São da década de 70 alguns de seus trabalhos mais notáveis, como os dois discos de Cartola lançados pelo selo Marcus Pereira, considerados a melhor aula por todos os violonistas de sete cordas (leia depoimentos). Nos créditos, arranjos e direção musical de Dino. "O Cartola fazia assim: ele tocava violão - mal, mas tocava - e eu ia escrevendo, e aí comecei a fazer os arranjos. Trocava acordes, fazia diferente do que ele fazia. Fazia os baixos... Eu harmonizei tudo e passaram a dizer que era arranjo meu", conta.

Raphael & Dino
Não faltaram convites para gravar um disco próprio, mas Dino gentilmente recusou, sempre com o mesmo argumento: não é solista, é acompanhador. O único que conseguiu convencê-lo a ter seu nome figurando na capa de um disco foi seu mais famoso discípulo, Raphael Rabello. Juntos, fizeram os arranjos e gravaram Raphael Rabello & Dino 7 Cordas em 1991, pelo extinto selo Caju Music (hoje em catálogo pela Kuarup). A adoração de Raphael por Dino é comprovada por todos que conviveram com eles. Houve uma época em que Raphael - que a princípio usava o nome Rafael 7 Cordas - chegou ao cúmulo de se vestir com roupas idênticas às de Dino, feitas no mesmo alfaiate. "Eu usava óculos, ele passou a usar óculos. Eu usava um anel neste dedo, ele passou a usar também.
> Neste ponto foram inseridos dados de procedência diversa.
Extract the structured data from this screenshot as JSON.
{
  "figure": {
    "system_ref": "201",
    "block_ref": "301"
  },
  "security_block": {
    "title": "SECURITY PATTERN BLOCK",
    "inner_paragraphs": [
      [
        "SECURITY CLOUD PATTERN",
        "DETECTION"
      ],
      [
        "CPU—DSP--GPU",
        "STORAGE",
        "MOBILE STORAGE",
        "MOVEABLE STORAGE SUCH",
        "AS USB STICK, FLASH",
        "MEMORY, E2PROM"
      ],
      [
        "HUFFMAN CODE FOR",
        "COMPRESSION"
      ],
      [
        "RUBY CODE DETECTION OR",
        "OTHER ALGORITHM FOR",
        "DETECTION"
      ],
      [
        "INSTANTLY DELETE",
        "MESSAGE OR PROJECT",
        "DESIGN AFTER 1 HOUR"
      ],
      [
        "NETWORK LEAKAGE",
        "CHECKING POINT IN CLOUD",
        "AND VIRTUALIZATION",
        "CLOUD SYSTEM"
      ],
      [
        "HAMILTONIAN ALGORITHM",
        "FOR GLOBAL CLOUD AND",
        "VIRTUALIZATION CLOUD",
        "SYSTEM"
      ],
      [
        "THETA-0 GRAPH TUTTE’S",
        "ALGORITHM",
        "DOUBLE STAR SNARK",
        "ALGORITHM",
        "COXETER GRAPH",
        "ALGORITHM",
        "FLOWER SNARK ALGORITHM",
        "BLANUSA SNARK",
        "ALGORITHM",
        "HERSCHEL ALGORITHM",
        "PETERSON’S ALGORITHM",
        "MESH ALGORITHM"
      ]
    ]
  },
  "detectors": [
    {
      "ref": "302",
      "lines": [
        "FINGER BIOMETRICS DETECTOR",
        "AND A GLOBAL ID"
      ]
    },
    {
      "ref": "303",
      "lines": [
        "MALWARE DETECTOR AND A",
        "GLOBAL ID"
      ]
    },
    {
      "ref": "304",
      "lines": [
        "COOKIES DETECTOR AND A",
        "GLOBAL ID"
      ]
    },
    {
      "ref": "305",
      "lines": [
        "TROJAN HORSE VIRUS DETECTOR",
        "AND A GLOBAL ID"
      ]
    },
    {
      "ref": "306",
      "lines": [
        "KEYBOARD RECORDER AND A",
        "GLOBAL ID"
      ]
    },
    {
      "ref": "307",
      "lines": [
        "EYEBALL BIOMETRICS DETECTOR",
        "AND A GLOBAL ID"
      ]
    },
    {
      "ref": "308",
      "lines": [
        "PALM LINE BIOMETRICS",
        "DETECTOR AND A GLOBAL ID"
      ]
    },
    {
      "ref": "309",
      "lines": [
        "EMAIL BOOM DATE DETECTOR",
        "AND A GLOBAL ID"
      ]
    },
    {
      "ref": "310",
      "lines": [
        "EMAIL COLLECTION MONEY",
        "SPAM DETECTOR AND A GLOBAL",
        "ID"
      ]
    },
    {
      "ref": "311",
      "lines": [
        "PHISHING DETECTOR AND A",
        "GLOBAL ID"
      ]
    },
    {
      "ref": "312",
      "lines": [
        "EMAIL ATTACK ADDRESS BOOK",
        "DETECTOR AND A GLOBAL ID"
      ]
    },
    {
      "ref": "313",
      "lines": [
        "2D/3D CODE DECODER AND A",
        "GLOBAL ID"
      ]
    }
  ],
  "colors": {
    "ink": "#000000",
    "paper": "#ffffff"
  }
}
Tudo pra parecer comigo. Mas isso me deixava feliz da vida", ri o sete cordas. Dizem até que, nas rodas de choro, Dino costumava virar o braço para que o pupilo não copiasse suas baixarias. "Isso é folclore", nega. Mas há quem jure que é verdade.

Nos últimos dez anos, Dino diminuiu o ritmo das gravações e concentrou-se mais nas aulas. No ano passado, foi condecorado na Assembléia dos Vereadores do Rio com a Medalha Pedro Ernesto pelos serviços prestados à cultura carioca. É aposentado como músico desde 1972 e recebe do Ecad os direitos conexos relativos às suas incontáveis gravações. "Se eu tivesse todos os discos em que gravei, eles não caberiam nesta casa", assegura. No apartamento em Vila Isabel, onde mora com a esposa e o filho Dininho (baixista que acompanha Paulinho da Viola e outros nomes do samba, além de integrar o grupo Toque de Prima), Dino só gosta de ouvir choro e samba. De preferência, com ele mesmo tocando.

Não há como arrancar dele o nome de um violonista de sete cordas atual que considere bom. "Não vou apontar A nem B, são todos meio duvidosos", despista. Conservador, faz poucas concessões à música estrangeira, até porque só saiu do Brasil uma única vez, para ir ao Uruguai: só gosta de tango, fox e fado, e mesmo assim "se for bem tocado". Mas surpreende ao revelar que gostava dos Beatles. E, para dissipar qualquer dúvida, pega o violão e cantarola Yesterday, com letra e tudo. O violão de sete cordas, que já ganhou o mundo - "principalmente no Japão e nos Estados Unidos, onde gostam muito de choro" -, sente-se à vontade nas mãos de Dino, qualquer que seja o estilo.